News>U.S. Air Force Safety remodels risk management program
The operational risk management six-step cycle will be phased out and replaced with a five-step cycle. This will make the process more user-friendly and align the U.S. Air Force alongside the risk management cycle used by the U.S. Army and Marine Corps. (U.S. Air Force graphic)
The U.S. Air Force is adopting a five-step risk management cycle to replace the former six-step cycle. The changes will be reflected in the updated Air Force Instruction 90-901, Operational Risk Management. (U.S. Air Force graphic)
by Senior Airman Andria J. Allmond
512th AW Public Affairs
4/14/2010 - DOVER AIR FORCE BASE, Del. -- The U.S. Air Force is introducing four major changes to the Air Force Operational Risk Management program soon.
The Air Force ORM is a decision-making process used to systematically evaluate possible courses of action, identify risks and benefits, and determine the best course of action for any given situation.
"The changes being put in place will make it easier for the individual Airman to implement the process of risk management," said Lt. Col. Don Whitley, chief of the 512th Airlift Wing safety office. "Also, these modifications will help our Airmen identify and mitigate risks more efficiently.
"The idea is that our reservists can use this process not just while in the uniform but also in their civilian jobs," he said. "We want our people to remain safe while they're not here, so they can return to us and fight another day."
The first change is the program's name.
"We will be dropping the 'O' from ORM and referring to the program as risk management," said Maj. John Pattison, Air Force Reserve Command Risk Management program manager. "This change was put into place in order to combat the notion that ORM is only for operations. Risk management is supposed to be an all-inclusive program influencing all decision making, at all levels, on and off duty."
The second adjustment converts the six-step risk management cycle into a five-step cycle.
The six-step cycle is as follows: identify hazards, assess the risk, analyze the risk control measures, make control decisions, implement risk control, and supervise and review
Originally separate, the analysis of risk and the making of control decisions will now be combined to create the third step. Major Pattison said merging the third and fourth phases aligns the Air Force's actions with those of the U.S. Army and Marine Corps. He said making risk management a joint-branch effort will increase its utility and move the program forward, while helping to conserve time and resources.
Another change is the adoption and implementation of a "time critical" risk management process during the implementation phase of decision making, said the major. This applies particularly to off-duty decisions requiring more time devoted to risk evaluation.

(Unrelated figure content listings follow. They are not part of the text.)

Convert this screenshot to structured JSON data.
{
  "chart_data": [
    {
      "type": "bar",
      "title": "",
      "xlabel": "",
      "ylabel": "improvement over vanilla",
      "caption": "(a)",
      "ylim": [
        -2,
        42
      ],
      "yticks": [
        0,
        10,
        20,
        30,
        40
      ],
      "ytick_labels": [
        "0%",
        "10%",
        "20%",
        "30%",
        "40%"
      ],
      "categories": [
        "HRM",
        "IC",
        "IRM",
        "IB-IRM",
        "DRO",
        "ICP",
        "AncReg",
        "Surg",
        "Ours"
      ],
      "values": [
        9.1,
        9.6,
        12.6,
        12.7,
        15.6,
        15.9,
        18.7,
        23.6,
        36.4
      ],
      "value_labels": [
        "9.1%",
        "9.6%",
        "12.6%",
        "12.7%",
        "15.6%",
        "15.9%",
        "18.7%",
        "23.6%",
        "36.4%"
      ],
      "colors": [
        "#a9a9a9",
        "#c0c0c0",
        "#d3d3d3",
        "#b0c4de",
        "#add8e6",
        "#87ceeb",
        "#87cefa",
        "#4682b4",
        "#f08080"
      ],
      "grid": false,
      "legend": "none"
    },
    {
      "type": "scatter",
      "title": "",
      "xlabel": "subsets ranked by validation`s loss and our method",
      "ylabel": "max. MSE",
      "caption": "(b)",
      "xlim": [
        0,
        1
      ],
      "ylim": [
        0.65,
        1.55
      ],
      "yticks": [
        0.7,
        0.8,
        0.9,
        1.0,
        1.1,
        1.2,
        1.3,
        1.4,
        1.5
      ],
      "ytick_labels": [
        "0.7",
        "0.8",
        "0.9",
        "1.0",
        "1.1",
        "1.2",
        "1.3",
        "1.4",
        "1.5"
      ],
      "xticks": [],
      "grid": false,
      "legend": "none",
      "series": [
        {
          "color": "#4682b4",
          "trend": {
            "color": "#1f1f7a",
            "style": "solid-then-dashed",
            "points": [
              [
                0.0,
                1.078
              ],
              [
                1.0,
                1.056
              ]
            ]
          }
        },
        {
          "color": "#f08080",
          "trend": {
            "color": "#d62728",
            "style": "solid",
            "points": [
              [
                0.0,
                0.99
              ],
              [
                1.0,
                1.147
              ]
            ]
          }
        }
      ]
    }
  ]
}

"An example of this can be seen when doing something as ordinary as housework," said Colonel Whitley. "If one of our Airmen has to work on their roof and there's no one else around at the time, we want that person to make the safest decisions possible before engaging in a possibly dangerous act. Even when a reservist is not on any type of status, they can use the skills of risk management."
Lastly, Air Force Safety would like to eliminate the need for unit risk management representatives. Instead, the vision is to teach basic risk management to all Airmen.
"We will build on training with each formal school attended in an Airman's career," said Major Pattison. "We plan to eliminate the need for a unit risk management checklist to be maintained and evaluated. Instead, within each functional area checklist there will be two or three items that address the use of risk management concepts applicable to that function."
Currently, the Air Force Instruction governing risk management, AFI 90-901, is being rewritten in order to reflect these changes.
"The AFI is going through an approval process right now; there is a lot that goes into making these kind of modifications," said Colonel Whitley. "But, we know we'll be seeing these changes come into fruition in the near future."